Mientras Musashi se sentaba en un banco, la mujer salió y le sirvió una taza de té tibio. Entonces él explicó por qué estaba allí y le tendió el recipiente.

—¿Qué es esto? —dijo ella, mirándole dubitativa.

Pensando que tal vez era sorda, Musashi repitió lentamente lo que le había dicho.

—¿Leche dices? ¿Leche? ¿Para qué? —Todavía perpleja, la mujer se volvió hacia el interior de la casa y dijo—: Señor, ¿puedes venir aquí un momento? No sé a qué viene todo esto.

—¿Qué? —Un hombre dobló sin prisas una esquina del edificio y dijo—: ¿Cuál es el problema, señora?

Ella le puso el recipiente en las manos, pero el hombre ni la miró ni oyó lo que le estaba diciendo. Tenía la mirada fija en Musashi y una expresión de incredulidad en el rostro.

No menos asombrado, Musashi exclamó:

—¡Matahachi!

—¡Takezō!

Los dos echaron a correr y se detuvieron poco antes de que chocaran. Cuando Musashi tendió los brazos, Matahachi hizo lo mismo, dejando caer el recipiente.

—¿Cuántos años han pasado?

—Desde la batalla de Sekigahara.

—Entonces son...

—Cinco años.

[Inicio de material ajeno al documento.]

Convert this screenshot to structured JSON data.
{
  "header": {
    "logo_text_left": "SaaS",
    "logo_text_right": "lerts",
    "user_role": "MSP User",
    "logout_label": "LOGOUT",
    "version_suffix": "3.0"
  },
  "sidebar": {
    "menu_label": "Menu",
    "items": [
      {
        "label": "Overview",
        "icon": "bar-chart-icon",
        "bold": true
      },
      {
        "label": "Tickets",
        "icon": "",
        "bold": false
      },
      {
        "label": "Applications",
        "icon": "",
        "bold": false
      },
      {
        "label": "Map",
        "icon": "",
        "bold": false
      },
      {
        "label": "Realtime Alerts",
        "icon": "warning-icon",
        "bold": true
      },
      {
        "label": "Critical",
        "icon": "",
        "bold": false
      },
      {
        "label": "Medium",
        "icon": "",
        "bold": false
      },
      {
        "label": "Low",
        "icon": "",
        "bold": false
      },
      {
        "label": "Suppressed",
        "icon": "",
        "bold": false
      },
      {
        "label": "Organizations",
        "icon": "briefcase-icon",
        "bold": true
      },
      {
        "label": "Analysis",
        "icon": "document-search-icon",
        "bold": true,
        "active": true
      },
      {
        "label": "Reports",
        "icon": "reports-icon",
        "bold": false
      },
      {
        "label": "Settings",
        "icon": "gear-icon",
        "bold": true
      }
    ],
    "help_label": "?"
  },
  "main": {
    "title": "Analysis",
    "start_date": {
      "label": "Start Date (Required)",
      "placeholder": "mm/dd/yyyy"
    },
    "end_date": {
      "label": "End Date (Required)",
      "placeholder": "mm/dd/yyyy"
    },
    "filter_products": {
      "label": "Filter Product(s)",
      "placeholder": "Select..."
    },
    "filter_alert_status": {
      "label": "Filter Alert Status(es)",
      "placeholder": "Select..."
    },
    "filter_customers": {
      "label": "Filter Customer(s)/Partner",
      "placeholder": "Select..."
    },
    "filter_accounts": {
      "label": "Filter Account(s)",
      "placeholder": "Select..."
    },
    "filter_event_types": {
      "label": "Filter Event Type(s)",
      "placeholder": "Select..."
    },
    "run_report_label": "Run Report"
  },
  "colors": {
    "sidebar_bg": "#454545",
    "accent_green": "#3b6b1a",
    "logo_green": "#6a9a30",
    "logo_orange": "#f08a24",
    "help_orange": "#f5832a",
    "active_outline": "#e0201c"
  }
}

Eso debe de ser. Ahora tengo veintidós.

Mientras se abrazaban, el olor dulce de la leche que se alzaba del recipiente roto les envolvía, evocando la época en que ambos fueron bebés de pecho.

—Te has hecho muy famoso, Takezō, pero supongo que no debería llamarte así. Te llamaré Musashi, como todo el mundo. He oído muchos relatos de tu éxito junto al pino de ancha copa... y también sobre ciertas cosas que hiciste antes de eso.

—No me azores. Todavía soy un aficionado. Pero el mundo está lleno de gente que no parece ser tan buena como yo. Dime, ¿te alojas aquí?

—Sí, desde hace unos diez días. Partí de Kyoto con la idea de ir a Edo, pero surgió un imprevisto.

—Me han dicho que hay alguien enfermo. Bueno, ya no tiene remedio, pero por ese motivo he traído la leche.

—¿Enfermo? Ah, sí..., mi compañera de viaje.

—Es una lástima. De todos modos, me alegro de verte. Lo último que supe de ti fue lo que decías en la carta que me trajo Jōtarō cuando me dirigía a Nara.

Matahachi inclinó la cabeza, confiando en que Musashi no mencionara las jactanciosas predicciones que le hizo en aquel entonces.

Musashi puso una mano sobre el hombro de Matahachi, pensando en lo grato que era verle de nuevo y en cuánto le gustaría tener una larga conversación con él.

—¿Quién viaja contigo? —preguntó inocentemente.

—Oh, nadie, nadie que pueda interesarte. Es sólo...

—No importa. Vayamos a alguna parte donde podamos hablar.

Mientras se alejaban de la posada, Musashi le preguntó:

—¿Qué haces para ganarte la vida?

—¿Quieres decir si trabajo?

—Exacto.

—No tengo ningún talento ni habilidad especial, por lo que es difícil para mí entrar al servicio de un daimyō. Supongo que puedo decir que no hago nada en particular.